Ablalarımı ve abilerimi  okutmuş  .  o düğenin  kazancından. Annem de   en birinci kız cehizi işlermiş. Ben Öğretmen  Okulu ‘ nu   bltirenece  de  nakış işledi.   O zamanın en  eyyi nakışını işlerdi. Kilbe evimizin( havuçlu evimizin  kuzey tarafındaki oda )  baş köşesinde  koyduğu Singer marka nakış makinesinde   Mongol  kumaş üstüne  . Kasnağa gerdiği  kumaşa  kabarma  nakışı  beyaz   renkli ingiliz İpliği ile  ustaca karanfil, ciğer deldi motiflerini bir ressamın ustalıkla çizdiği bir tablo kimi nakşeder, kasnaktaki motifi bitirdiğinden kasnağı söker, onun dibine kasnağını gererek  kumaşın ken arını bitirenece tekrar gerer , kumaş üstüne kurşun kalemle çizdiği motiflerin üzerini   işlerdi.Bitince de Nakışçı E ‘li( Ali ) devlisi günü gelir nakışı teslim alırken, annemin göz nurunu tüketip   işlediği nakışın parasını verirdi . Ablalarım, abilerim bağın satıldığına yeğin çalkanollardı. ( üzülüyorlardı )  Artık at arabasına binip bağa üzüm kesmeğe, seybana  ( piknik )etmeye, sergi sermeye gidemoruk deği ! 
-  “ Deee... çalkanmayın uşaklar, ben nakış işliycim, babangız da düğende  çalışıcı, bize yeni bağ alıcı.  “ deği bizi teselli ederdi. 
       İlkokul üçüncü sunıftaydım. Okuldan gelirken komşularımız  Masmana ‘ da yere şal açmış, serin kabaltının  altına oturmuş ceviz saplollardı . Elimdeki okul çentemi  yere bıraktım. Anneme : 
Anne ben acıktım dedim. Yeri eve get !  abin evde. Söyle senge yimeği kozdırsıng, otur  da  yi. Tel  dolapta da kuşhananıng içinde teze tandır ekmeği  vardı.  ( küçük  bakır  tencere ).

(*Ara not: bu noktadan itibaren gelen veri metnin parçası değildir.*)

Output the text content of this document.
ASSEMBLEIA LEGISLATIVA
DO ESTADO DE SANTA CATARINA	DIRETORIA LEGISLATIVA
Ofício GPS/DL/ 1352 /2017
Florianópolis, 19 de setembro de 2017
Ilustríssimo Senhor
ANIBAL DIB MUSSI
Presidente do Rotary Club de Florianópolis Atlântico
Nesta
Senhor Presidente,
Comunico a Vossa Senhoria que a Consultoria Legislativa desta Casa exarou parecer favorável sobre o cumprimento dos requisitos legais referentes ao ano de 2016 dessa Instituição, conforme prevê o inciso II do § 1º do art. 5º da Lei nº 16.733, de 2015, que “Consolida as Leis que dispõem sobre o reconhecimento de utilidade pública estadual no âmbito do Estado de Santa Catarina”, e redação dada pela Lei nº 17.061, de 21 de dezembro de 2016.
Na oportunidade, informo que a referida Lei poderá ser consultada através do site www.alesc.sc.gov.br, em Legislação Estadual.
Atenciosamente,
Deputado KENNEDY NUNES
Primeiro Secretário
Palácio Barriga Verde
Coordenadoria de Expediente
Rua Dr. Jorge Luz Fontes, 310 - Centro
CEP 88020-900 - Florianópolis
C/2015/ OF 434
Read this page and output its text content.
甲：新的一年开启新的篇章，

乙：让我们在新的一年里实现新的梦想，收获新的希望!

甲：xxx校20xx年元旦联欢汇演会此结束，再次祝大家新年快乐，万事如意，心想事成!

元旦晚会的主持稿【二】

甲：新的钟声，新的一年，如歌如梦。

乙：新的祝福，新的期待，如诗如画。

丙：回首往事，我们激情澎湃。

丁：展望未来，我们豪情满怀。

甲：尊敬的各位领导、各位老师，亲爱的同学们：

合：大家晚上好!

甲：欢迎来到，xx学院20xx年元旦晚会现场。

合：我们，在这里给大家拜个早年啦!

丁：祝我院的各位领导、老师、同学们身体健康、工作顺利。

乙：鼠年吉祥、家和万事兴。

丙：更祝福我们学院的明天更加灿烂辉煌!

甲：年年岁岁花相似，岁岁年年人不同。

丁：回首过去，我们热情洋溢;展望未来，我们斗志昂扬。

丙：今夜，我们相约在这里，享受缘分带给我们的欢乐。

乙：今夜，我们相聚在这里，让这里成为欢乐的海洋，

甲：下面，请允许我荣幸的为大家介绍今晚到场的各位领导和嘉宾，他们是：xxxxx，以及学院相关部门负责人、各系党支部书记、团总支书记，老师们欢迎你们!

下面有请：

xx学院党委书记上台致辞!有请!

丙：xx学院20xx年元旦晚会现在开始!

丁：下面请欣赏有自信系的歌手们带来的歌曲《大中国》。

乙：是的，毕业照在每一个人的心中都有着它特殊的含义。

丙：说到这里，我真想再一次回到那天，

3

Onu da çıkar yi. 
        Üç gün önceden kırıp suya koyup ısladıkları ortadan ikiye  pölünmüş cevizleri uzun beyaz ve kalın ipliklere  aralarına  bir başparmak  kalacak mesafede saplollardı. Bunu yaparken de henek , ( sohbet ) heket, ( masal ) birez de dedikodu kazanını kaynadollardı . 
      “Kez Nazmıya cevizleri cip ( çok ) sıkı saplama !  Bir dala ( ipe)  altı  Çenet ( yarım ceviz)  sapla yeter! “ 
- Eyle edorum tamannnn !!!
- Hah işte eyle. 
- Kele Vecihe sen şire etmong mu bu sene? 
- Nereden edek bacım ! Herif hırtlağınaca borç içinde . Uşaklarıng beşi de mektebe gidollar . 
- Deeee...  çalkanma, Allah kerim ! 
- Hemin zad zehre  vaktı. Şire olmasa da olur. Daha eve bulgur, simit alıcık. Bu yıl  tamatus ( domates  )bekmezi bile edemedik. Ne göy biber ( yeşil biber), ne kirmizi biber, ne  balcan   ( patlıcan ) kurudabildik !  Ne şiresi ? 
- He anam heeeee...
- Doğru doğru yeridik te sekke sebilimiz mi kaldı? ( Herşeyi hallettik te, bir şiremiz  kaldı  anlamında )
 - Anne ben acıktıımmm.  !!!
- Be’ bu ne henek anlamaz kız keleeee.. ?Anang   bilakma  yardım edor bize ! Sen nerden geldin şimdi sarı kız ?
 E kızım ..  e... yeri kak gidek ! 
Eve geldik kine, hevışın ortasına bir harman  şirelik üzüm yığılı. .. 
Meğer babam bize haldan şirelik üzüm almış. Yanında da bir torba hevara. (beyaz toprak) Anlaşılan babam bize sürpriz yapmış !
DEVAM EDECEK
AYSEL MASMANACI BEŞOĞLU .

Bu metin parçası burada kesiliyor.